Er stand auf, ging hinein, setzte sich hin und schrieb seinen Brief weiter.
Vierzehn
Und so habe ich, lieber Salvo, wie du siehst, die beiden Worte miteinander in Verbindung gebracht und dieses tolle Resultat erhalten. Doch auch wenn das Ergebnis in seiner Tragweite den Ausgangsbegriffen entspricht, gibt es noch ganz andere Fragen, die gestellt werden müssen. Für heute Nacht genügen mir drei. Die erste: Wie hat Dolores herausgefunden, dass Giovanni von jemandem entführt und ermordet wurde, den Don Balduccio geschickt hatte?
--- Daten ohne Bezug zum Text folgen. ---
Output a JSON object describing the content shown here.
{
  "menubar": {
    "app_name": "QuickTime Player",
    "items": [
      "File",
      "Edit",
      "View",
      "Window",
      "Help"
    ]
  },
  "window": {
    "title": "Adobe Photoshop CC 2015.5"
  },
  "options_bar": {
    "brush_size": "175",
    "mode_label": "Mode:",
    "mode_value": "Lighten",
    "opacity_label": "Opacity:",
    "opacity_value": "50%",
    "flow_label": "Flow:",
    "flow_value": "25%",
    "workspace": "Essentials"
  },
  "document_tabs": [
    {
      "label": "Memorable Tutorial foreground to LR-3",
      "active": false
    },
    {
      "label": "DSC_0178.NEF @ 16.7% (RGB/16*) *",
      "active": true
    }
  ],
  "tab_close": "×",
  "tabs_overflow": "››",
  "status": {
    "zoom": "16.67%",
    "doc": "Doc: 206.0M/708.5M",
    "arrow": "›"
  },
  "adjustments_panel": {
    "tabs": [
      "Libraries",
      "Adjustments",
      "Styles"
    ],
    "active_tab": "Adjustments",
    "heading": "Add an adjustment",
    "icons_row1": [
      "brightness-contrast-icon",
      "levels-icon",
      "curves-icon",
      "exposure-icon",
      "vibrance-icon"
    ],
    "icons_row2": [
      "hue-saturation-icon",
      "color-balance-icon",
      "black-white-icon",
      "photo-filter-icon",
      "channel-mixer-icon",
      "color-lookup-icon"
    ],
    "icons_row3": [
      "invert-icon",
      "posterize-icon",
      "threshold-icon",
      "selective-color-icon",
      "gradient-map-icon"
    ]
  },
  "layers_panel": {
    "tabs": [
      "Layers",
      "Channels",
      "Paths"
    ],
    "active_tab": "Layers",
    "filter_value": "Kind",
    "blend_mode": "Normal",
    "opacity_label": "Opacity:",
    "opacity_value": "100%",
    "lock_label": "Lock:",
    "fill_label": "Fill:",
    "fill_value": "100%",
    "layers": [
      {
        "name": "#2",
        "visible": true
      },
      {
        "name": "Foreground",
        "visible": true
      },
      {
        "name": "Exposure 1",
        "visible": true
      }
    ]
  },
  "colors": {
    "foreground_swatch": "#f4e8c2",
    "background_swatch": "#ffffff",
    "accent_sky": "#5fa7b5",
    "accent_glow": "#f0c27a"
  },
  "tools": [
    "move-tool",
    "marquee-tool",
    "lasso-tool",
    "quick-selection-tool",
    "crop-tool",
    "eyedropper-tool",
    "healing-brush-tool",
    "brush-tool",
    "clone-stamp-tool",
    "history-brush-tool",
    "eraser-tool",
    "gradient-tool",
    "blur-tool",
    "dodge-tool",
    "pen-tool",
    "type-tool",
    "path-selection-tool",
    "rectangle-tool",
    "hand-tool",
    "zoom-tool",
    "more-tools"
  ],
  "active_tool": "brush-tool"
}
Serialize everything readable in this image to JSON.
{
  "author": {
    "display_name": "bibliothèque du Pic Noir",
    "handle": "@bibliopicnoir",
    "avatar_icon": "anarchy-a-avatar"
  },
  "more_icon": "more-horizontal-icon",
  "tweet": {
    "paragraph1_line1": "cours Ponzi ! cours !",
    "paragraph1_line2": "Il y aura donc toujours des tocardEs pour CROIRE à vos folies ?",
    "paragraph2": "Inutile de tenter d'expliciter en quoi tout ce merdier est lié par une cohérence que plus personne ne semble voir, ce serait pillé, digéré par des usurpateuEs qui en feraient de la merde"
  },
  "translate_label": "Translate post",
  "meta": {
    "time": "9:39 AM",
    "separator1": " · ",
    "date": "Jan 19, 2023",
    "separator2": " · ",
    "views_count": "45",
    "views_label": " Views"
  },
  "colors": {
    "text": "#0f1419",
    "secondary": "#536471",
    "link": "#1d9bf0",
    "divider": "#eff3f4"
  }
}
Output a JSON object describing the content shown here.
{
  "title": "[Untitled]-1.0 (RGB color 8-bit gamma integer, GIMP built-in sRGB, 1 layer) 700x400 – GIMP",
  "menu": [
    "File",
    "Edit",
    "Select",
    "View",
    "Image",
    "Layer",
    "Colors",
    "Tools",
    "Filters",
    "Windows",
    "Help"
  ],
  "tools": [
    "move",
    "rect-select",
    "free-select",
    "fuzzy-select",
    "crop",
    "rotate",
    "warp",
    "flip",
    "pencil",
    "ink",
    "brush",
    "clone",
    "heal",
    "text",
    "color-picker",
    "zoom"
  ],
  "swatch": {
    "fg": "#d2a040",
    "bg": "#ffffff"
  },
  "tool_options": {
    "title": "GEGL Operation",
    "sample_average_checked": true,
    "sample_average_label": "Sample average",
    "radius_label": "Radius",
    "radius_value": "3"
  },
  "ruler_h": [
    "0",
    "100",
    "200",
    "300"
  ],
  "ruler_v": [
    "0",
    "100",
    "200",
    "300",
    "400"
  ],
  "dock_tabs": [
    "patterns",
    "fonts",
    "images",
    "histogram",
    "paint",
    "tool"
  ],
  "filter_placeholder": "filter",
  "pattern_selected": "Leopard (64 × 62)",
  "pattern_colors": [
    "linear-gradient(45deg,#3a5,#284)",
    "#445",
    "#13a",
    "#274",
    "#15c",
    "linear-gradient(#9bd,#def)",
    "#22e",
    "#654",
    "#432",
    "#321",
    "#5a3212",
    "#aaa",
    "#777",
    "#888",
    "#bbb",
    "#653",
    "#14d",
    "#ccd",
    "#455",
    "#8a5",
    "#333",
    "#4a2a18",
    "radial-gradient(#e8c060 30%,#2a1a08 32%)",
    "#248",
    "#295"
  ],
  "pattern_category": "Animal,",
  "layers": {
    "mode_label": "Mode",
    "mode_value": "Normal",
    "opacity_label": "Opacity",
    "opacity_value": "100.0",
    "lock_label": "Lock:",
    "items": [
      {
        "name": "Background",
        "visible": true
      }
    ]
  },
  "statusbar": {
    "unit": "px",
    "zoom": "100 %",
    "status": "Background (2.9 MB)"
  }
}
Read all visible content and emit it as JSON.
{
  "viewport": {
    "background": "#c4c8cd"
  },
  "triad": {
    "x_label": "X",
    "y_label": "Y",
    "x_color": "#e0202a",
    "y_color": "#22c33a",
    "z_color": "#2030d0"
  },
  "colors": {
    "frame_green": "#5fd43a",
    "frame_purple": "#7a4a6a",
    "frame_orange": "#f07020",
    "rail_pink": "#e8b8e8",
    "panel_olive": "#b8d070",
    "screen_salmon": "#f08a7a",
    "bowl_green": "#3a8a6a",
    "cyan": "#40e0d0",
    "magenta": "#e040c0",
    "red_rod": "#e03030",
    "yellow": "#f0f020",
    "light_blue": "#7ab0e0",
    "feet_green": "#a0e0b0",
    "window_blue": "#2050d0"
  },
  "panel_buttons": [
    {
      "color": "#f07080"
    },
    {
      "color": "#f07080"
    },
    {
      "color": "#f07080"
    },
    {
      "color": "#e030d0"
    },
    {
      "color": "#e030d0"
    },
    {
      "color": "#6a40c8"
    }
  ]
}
Die zweite (mit einer untergeordneten): Warum ist Dolores so sicher, dass es Don Balduccio war, der Giovanni hatte umbringen lassen? In welcher Beziehung standen Giovanni und Balduccio tatsächlich zueinander?
Die dritte: Warum will Dolores den Verlauf der Ermittlungen mit Hilfe von Mimì kontrollieren?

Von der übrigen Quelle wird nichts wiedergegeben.